Alice Maguedjio: «C’était une réussite»

La présidente du Syndicat des commerçants et détaillants du Wouri (Sycodew) dresse le bilan de leur participation à la première édition de la FIAC.

Que peut-on retenir de vos 16 jours passés à la FIAC? Je dirai tout simplement que je lis sur les visages des commerçants du Wouri le sentiment de l’épanouissement, c’est le plus important. Ils ont changé leur train-train quotidien, ils sont émerveillés par ce beau monde.

De temps en temps, ils participent à des conférences, visitent d’autres stands et quelques-uns trouvent des partenaires sérieux. Comme je le dis souvent, l’heure de la modernité est déjà arrivée. Le commerçant ne devrait plus être le sédentaire, celui qui reste sur place attendre le client. Et c’est ce qu’ils ont compris au sein du Sycodew. Ce qui me réjouit encore davantage, c’est que de la bouche des commerçants, même les moins attendus, on a entendu ceci: «on ne vient pas vendre à la foire, mais on vient s’échanger des adresses, on vient nouer des partenariats, nous pensons que nous pouvons, après la foire, avoir des retombées».

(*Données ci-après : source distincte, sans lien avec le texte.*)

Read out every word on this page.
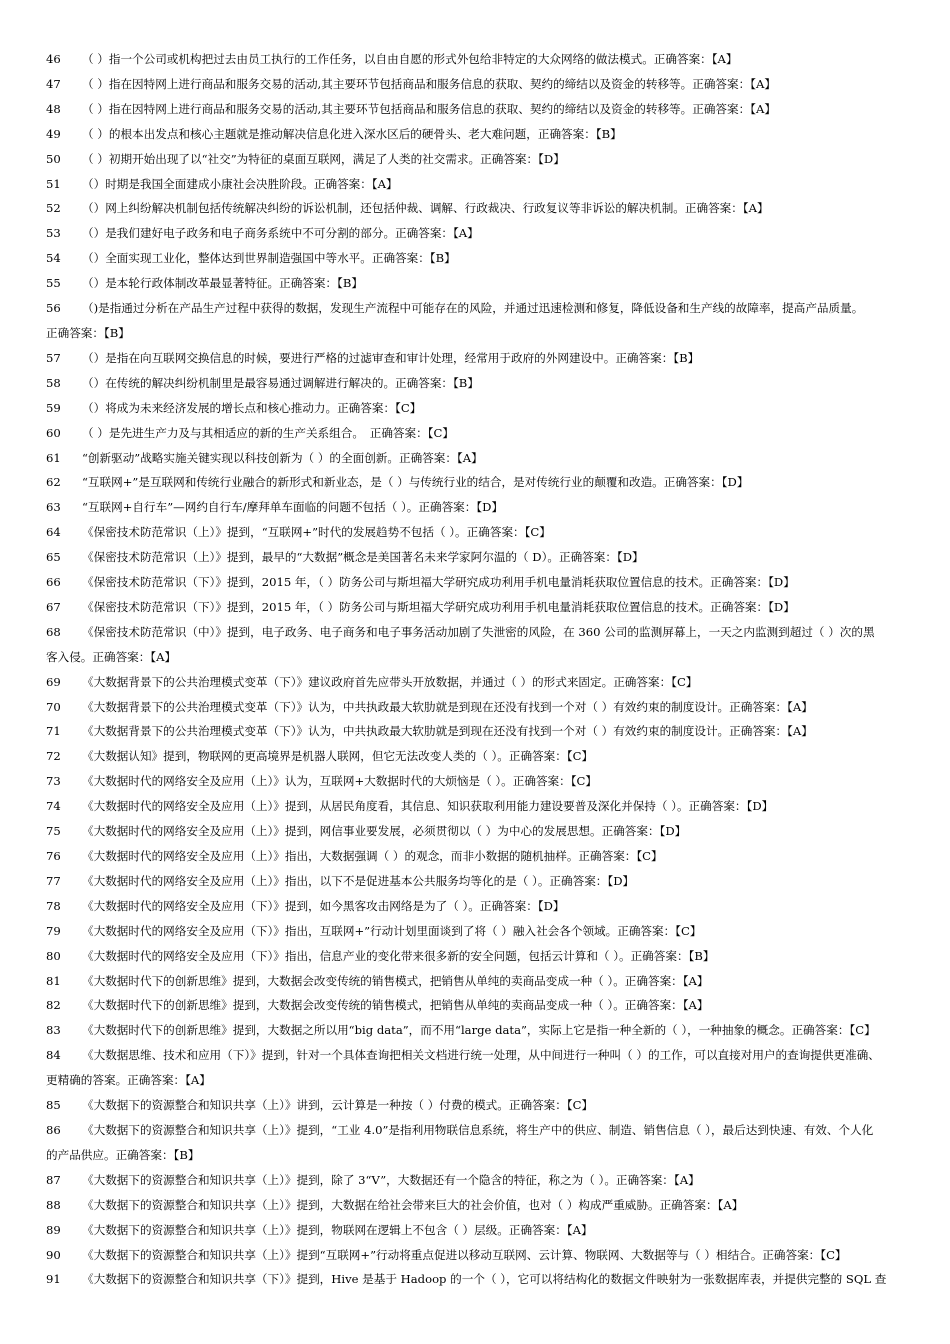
46 （ ）指一个公司或机构把过去由员工执行的工作任务，以自由自愿的形式外包给非特定的大众网络的做法模式。正确答案：【A】
47 （ ）指在因特网上进行商品和服务交易的活动,其主要环节包括商品和服务信息的获取、契约的缔结以及资金的转移等。正确答案：【A】
48 （ ）指在因特网上进行商品和服务交易的活动,其主要环节包括商品和服务信息的获取、契约的缔结以及资金的转移等。正确答案：【A】
49 （ ）的根本出发点和核心主题就是推动解决信息化进入深水区后的硬骨头、老大难问题，正确答案：【B】
50 （ ）初期开始出现了以“社交”为特征的桌面互联网，满足了人类的社交需求。正确答案：【D】
51 （）时期是我国全面建成小康社会决胜阶段。正确答案：【A】
52 （）网上纠纷解决机制包括传统解决纠纷的诉讼机制，还包括仲裁、调解、行政裁决、行政复议等非诉讼的解决机制。正确答案：【A】
53 （）是我们建好电子政务和电子商务系统中不可分割的部分。正确答案：【A】
54 （）全面实现工业化，整体达到世界制造强国中等水平。正确答案：【B】
55 （）是本轮行政体制改革最显著特征。正确答案：【B】
56 （)是指通过分析在产品生产过程中获得的数据，发现生产流程中可能存在的风险，并通过迅速检测和修复，降低设备和生产线的故障率，提高产品质量。
正确答案：【B】
57 （）是指在向互联网交换信息的时候，要进行严格的过滤审查和审计处理，经常用于政府的外网建设中。正确答案：【B】
58 （）在传统的解决纠纷机制里是最容易通过调解进行解决的。正确答案：【B】
59 （）将成为未来经济发展的增长点和核心推动力。正确答案：【C】
60 （ ）是先进生产力及与其相适应的新的生产关系组合。　正确答案：【C】
61 “创新驱动”战略实施关键实现以科技创新为（ ）的全面创新。正确答案：【A】
62 “互联网+”是互联网和传统行业融合的新形式和新业态，是（ ）与传统行业的结合，是对传统行业的颠覆和改造。正确答案：【D】
63 “互联网+自行车”—网约自行车/摩拜单车面临的问题不包括（ ）。正确答案：【D】
64 《保密技术防范常识（上）》提到，“互联网+”时代的发展趋势不包括（ ）。正确答案：【C】
65 《保密技术防范常识（上）》提到，最早的“大数据”概念是美国著名未来学家阿尔温的（ D）。正确答案：【D】
66 《保密技术防范常识（下）》提到，2015 年，（ ）防务公司与斯坦福大学研究成功利用手机电量消耗获取位置信息的技术。正确答案：【D】
67 《保密技术防范常识（下）》提到，2015 年，（ ）防务公司与斯坦福大学研究成功利用手机电量消耗获取位置信息的技术。正确答案：【D】
68 《保密技术防范常识（中）》提到，电子政务、电子商务和电子事务活动加剧了失泄密的风险，在 360 公司的监测屏幕上，一天之内监测到超过（ ）次的黑
客入侵。正确答案：【A】
69 《大数据背景下的公共治理模式变革（下）》建议政府首先应带头开放数据，并通过（ ）的形式来固定。正确答案：【C】
70 《大数据背景下的公共治理模式变革（下）》认为，中共执政最大软肋就是到现在还没有找到一个对（ ）有效约束的制度设计。正确答案：【A】
71 《大数据背景下的公共治理模式变革（下）》认为，中共执政最大软肋就是到现在还没有找到一个对（ ）有效约束的制度设计。正确答案：【A】
72 《大数据认知》提到，物联网的更高境界是机器人联网，但它无法改变人类的（ ）。正确答案：【C】
73 《大数据时代的网络安全及应用（上）》认为，互联网+大数据时代的大烦恼是（ ）。正确答案：【C】
74 《大数据时代的网络安全及应用（上）》提到，从居民角度看，其信息、知识获取利用能力建设要普及深化并保持（ ）。正确答案：【D】
75 《大数据时代的网络安全及应用（上）》提到，网信事业要发展，必须贯彻以（ ）为中心的发展思想。正确答案：【D】
76 《大数据时代的网络安全及应用（上）》指出，大数据强调（ ）的观念，而非小数据的随机抽样。正确答案：【C】
77 《大数据时代的网络安全及应用（上）》指出，以下不是促进基本公共服务均等化的是（ ）。正确答案：【D】
78 《大数据时代的网络安全及应用（下）》提到，如今黑客攻击网络是为了（ ）。正确答案：【D】
79 《大数据时代的网络安全及应用（下）》指出，互联网+”行动计划里面谈到了将（ ）融入社会各个领域。正确答案：【C】
80 《大数据时代的网络安全及应用（下）》指出，信息产业的变化带来很多新的安全问题，包括云计算和（ ）。正确答案：【B】
81 《大数据时代下的创新思维》提到，大数据会改变传统的销售模式，把销售从单纯的卖商品变成一种（ ）。正确答案：【A】
82 《大数据时代下的创新思维》提到，大数据会改变传统的销售模式，把销售从单纯的卖商品变成一种（ ）。正确答案：【A】
83 《大数据时代下的创新思维》提到，大数据之所以用“big data”，而不用“large data”，实际上它是指一种全新的（ ），一种抽象的概念。正确答案：【C】
84 《大数据思维、技术和应用（下）》提到，针对一个具体查询把相关文档进行统一处理，从中间进行一种叫（ ）的工作，可以直接对用户的查询提供更准确、
更精确的答案。正确答案：【A】
85 《大数据下的资源整合和知识共享（上）》讲到，云计算是一种按（ ）付费的模式。正确答案：【C】
86 《大数据下的资源整合和知识共享（上）》提到，“工业 4.0”是指利用物联信息系统，将生产中的供应、制造、销售信息（ ），最后达到快速、有效、个人化
的产品供应。正确答案：【B】
87 《大数据下的资源整合和知识共享（上）》提到，除了 3“V”，大数据还有一个隐含的特征，称之为（ ）。正确答案：【A】
88 《大数据下的资源整合和知识共享（上）》提到，大数据在给社会带来巨大的社会价值，也对（ ）构成严重威胁。正确答案：【A】
89 《大数据下的资源整合和知识共享（上）》提到，物联网在逻辑上不包含（ ）层级。正确答案：【A】
90 《大数据下的资源整合和知识共享（上）》提到“互联网+”行动将重点促进以移动互联网、云计算、物联网、大数据等与（ ）相结合。正确答案：【C】
91 《大数据下的资源整合和知识共享（下）》提到，Hive 是基于 Hadoop 的一个（ ），它可以将结构化的数据文件映射为一张数据库表，并提供完整的 SQL 查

C’est cela aussi l’idée de la foire : faire en sorte que le commerçant comprenne qu’on vient à la foire pour découvrir, on vient à la foire pour se faire connaitre, pour échanger des adresses, que les retombées de la foire c’est après parce que 16 jours ne suffiront pas à un commerçant pour réaliser des bénéfices pour amortir le petit d’investissement réalisé. Néanmoins, il y en a qui font des grandes affaires. Certains commerçants partent même des autres petits marchés pour venir acheter ici à la foire.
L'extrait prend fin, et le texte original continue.